Other seeds and cupulae
The number of seeds forms which are assigned to the Lyginopteridales is substantially greater than that of the parent forms. However, it has been found out Lagenostoma in physical connection with other organs no seed forms.
- Sphaerostoma oval from the Lower Carboniferous of Scotland is considered to Heterangium grievii. The ovules are about 2.5 mm long, the integument has three layers with a fibrous middle layer ( Sklerotesta ). The ovule is tightly enclosed by the cupula.
- Salpingostoma dasu from the volcanic ash of Oxroad Bay ( Scotland) is up to 5 cm long with a diameter of 6 mm. The integument has six longitudinal ribs, which terminate at the top in free flap. Pollen chamber and Lagenostom are similar to Lagenostoma. The found in the seeds of plants pollen is large with 104 microns.
- Conostoma includes a number of species from the Upper Carboniferous of Europe and North America. The seeds are radial symmetry with a maximum of one centimeter in diameter. The Lagenostom is toroidally. Conostoma kestospermum has an unusual integument. The Sklerotesta consists of two zones: the cells of the outer zone are perpendicular to the longitudinal axis and form distinct, irregular bands that run around the seed.
- Other seeds are Coronostoma, Physostoma, Calathosperma and Gnetopsis.
More pollen organs
Pollen organs are much less well known than the seeds. Besides Crossotheca / Feraxotheca there is a second type of pollen organs: in Telangium and '' Telangiopsis that first appear in the Upper Tournaisian, sit the pollen organs of monopodial branched structures that may replace a portion of a vegetative frond or the whole frond. Telangium scottii is widely used in the UK and consists of 1.7 mm long synangia of eight thick-walled, basal fused sporangia. Telangium fossils from Illinois consist of eight radially arranged sporangia that form a cup-shaped Synangium with a parenchymatous center. Telangiopsis Telangium resemble, but are obtained as compression fossils. The Sporangiengruppen at the ends of dichotomous or monopodial branched axes that do not have leaf blades.
The younger Phacelotheca from Scotland sitting on stems, at Mellissiotheca, also from Scotland, there is a Synangium from 50 to 150 sporangia in a parenchymatous cushion. Your similar Schopfiangium from North America.
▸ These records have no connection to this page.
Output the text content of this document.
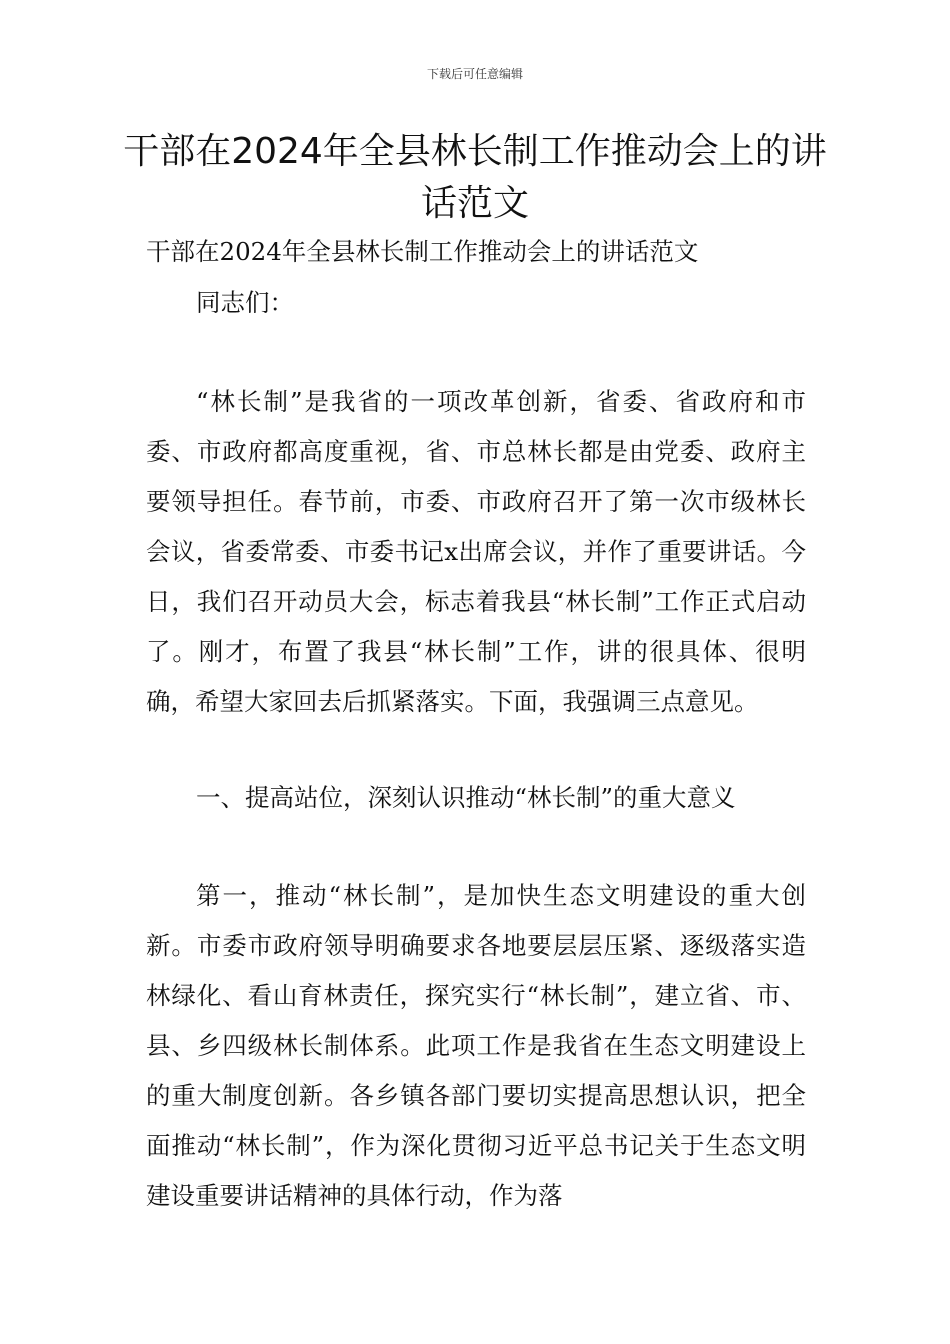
下载后可任意编辑
干部在2024年全县林长制工作推动会上的讲话范文

干部在2024年全县林长制工作推动会上的讲话范文

同志们：

“林长制”是我省的一项改革创新，省委、省政府和市委、市政府都高度重视，省、市总林长都是由党委、政府主要领导担任。春节前，市委、市政府召开了第一次市级林长会议，省委常委、市委书记x出席会议，并作了重要讲话。今日，我们召开动员大会，标志着我县“林长制”工作正式启动了。刚才，布置了我县“林长制”工作，讲的很具体、很明确，希望大家回去后抓紧落实。下面，我强调三点意见。

一、提高站位，深刻认识推动“林长制”的重大意义

第一，推动“林长制”，是加快生态文明建设的重大创新。市委市政府领导明确要求各地要层层压紧、逐级落实造林绿化、看山育林责任，探究实行“林长制”，建立省、市、县、乡四级林长制体系。此项工作是我省在生态文明建设上的重大制度创新。各乡镇各部门要切实提高思想认识，把全面推动“林长制”，作为深化贯彻习近平总书记关于生态文明建设重要讲话精神的具体行动，作为落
Dichotangium quadrothecum from the Lower Carboniferous consists of istom branched twigs, other peaks are synangia, the flat structures of 12 or 24 unfused sporangia are. A sporangium is about 2 mm long tip sharpened. These structures are associated with the fronds of Diplopteridium holdenii, consisting of two to three times forked fronds. The leaflets are slashed flat and strong.
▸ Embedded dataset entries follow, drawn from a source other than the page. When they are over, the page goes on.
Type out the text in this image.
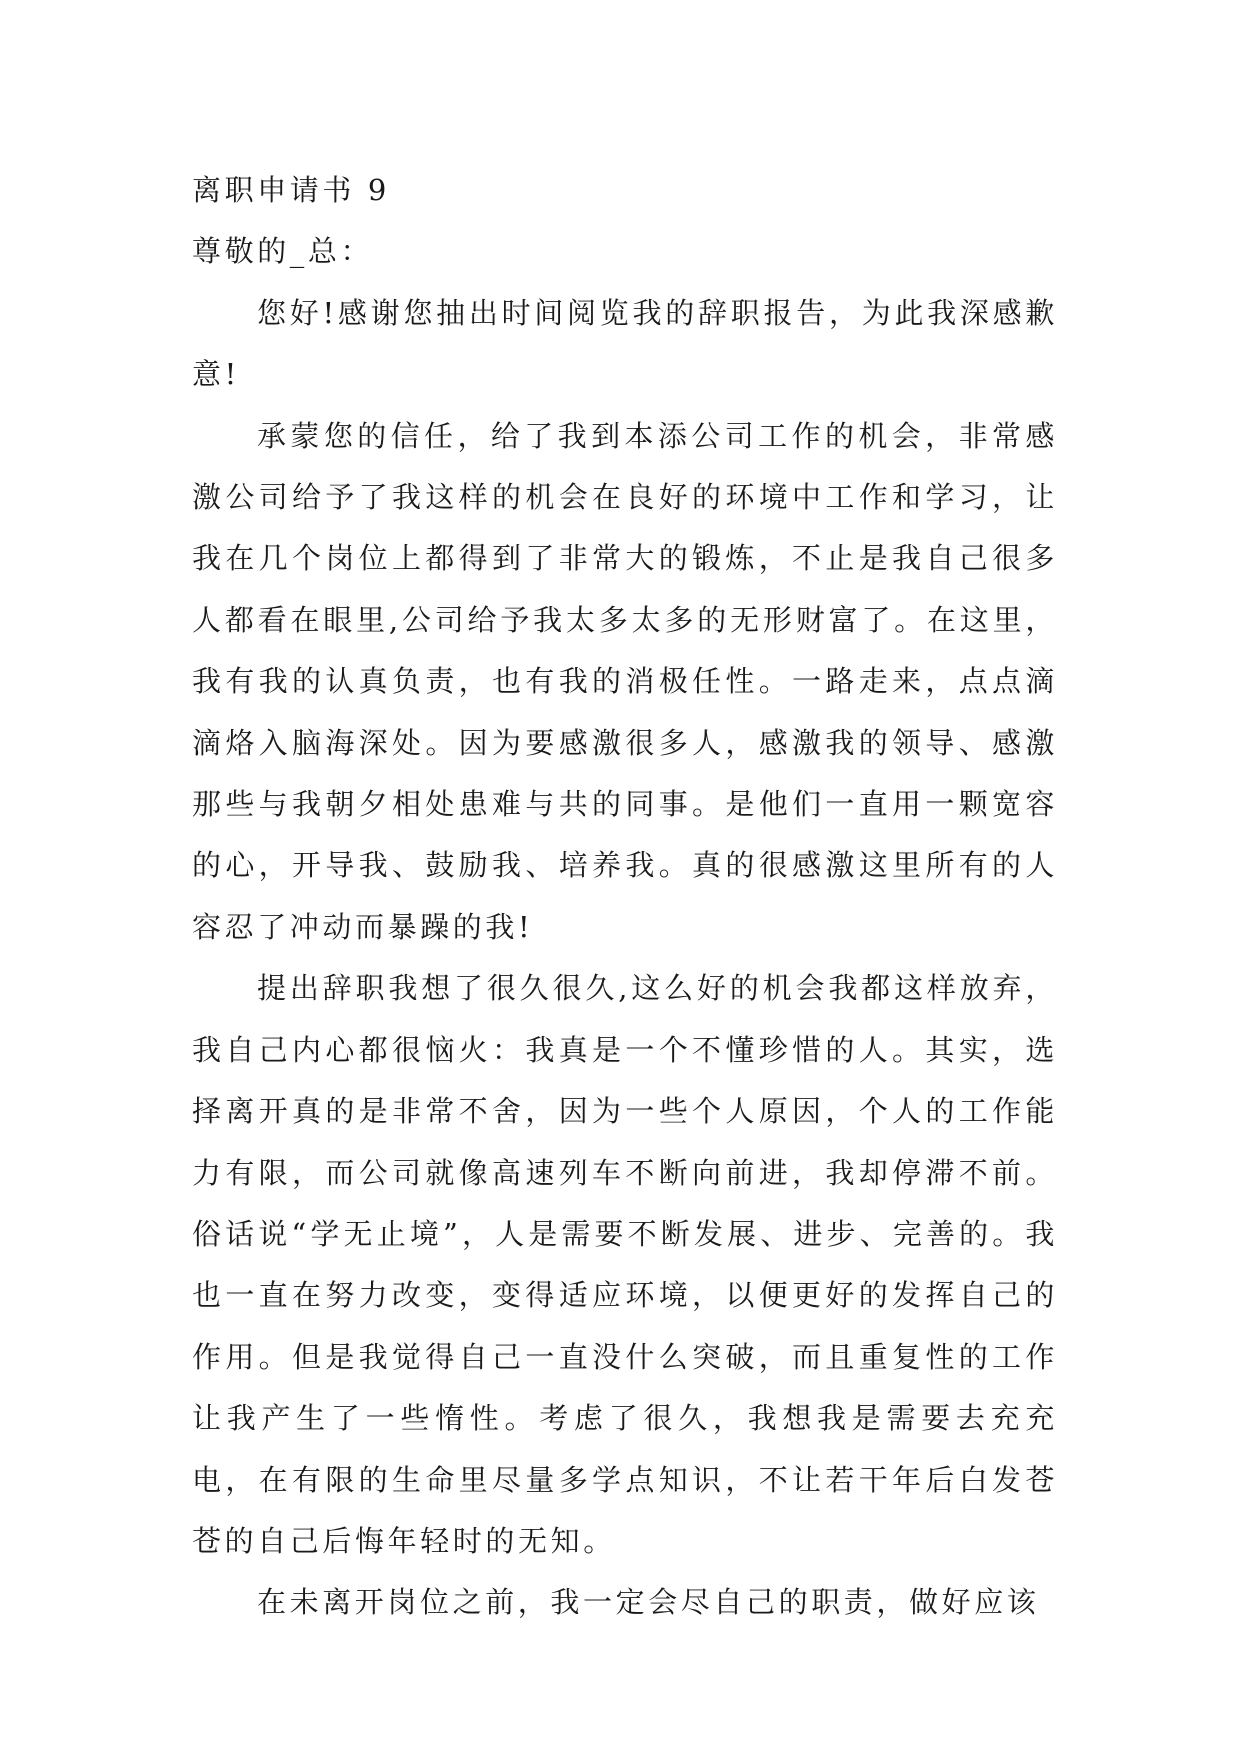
离职申请书 9

尊敬的_总：

您好!感谢您抽出时间阅览我的辞职报告，为此我深感歉意!

承蒙您的信任，给了我到本添公司工作的机会，非常感激公司给予了我这样的机会在良好的环境中工作和学习，让我在几个岗位上都得到了非常大的锻炼，不止是我自己很多人都看在眼里,公司给予我太多太多的无形财富了。在这里，我有我的认真负责，也有我的消极任性。一路走来，点点滴滴烙入脑海深处。因为要感激很多人，感激我的领导、感激那些与我朝夕相处患难与共的同事。是他们一直用一颗宽容的心，开导我、鼓励我、培养我。真的很感激这里所有的人容忍了冲动而暴躁的我!

提出辞职我想了很久很久,这么好的机会我都这样放弃，我自己内心都很恼火：我真是一个不懂珍惜的人。其实，选择离开真的是非常不舍，因为一些个人原因，个人的工作能力有限，而公司就像高速列车不断向前进，我却停滞不前。俗话说“学无止境”，人是需要不断发展、进步、完善的。我也一直在努力改变，变得适应环境，以便更好的发挥自己的作用。但是我觉得自己一直没什么突破，而且重复性的工作让我产生了一些惰性。考虑了很久，我想我是需要去充充电，在有限的生命里尽量多学点知识，不让若干年后白发苍苍的自己后悔年轻时的无知。

在未离开岗位之前，我一定会尽自己的职责，做好应该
Early pollen organs such Telangium are very similar to those of Progymnospermen. The development of the Progymnospermen sporangia to Telangium can be considered the formation of a flat frond structure that supports their synangia on the underside of leaves, are interpreted.
Botanical history
The presence of the characteristic glands at all plant organs of Lyginopteris has allowed Oliver and Scott, 1904, to reconstruct from individual parts, the whole plant. Thus the existence of the seed ferns was established.
Documents
- Thomas N. Taylor, Edith L. Taylor: The Biology and Evolution of Fossil Plants. Prentice Hall, Englewood Cliffs 1993, ISBN 0-13-651589-4, pp. 494-522.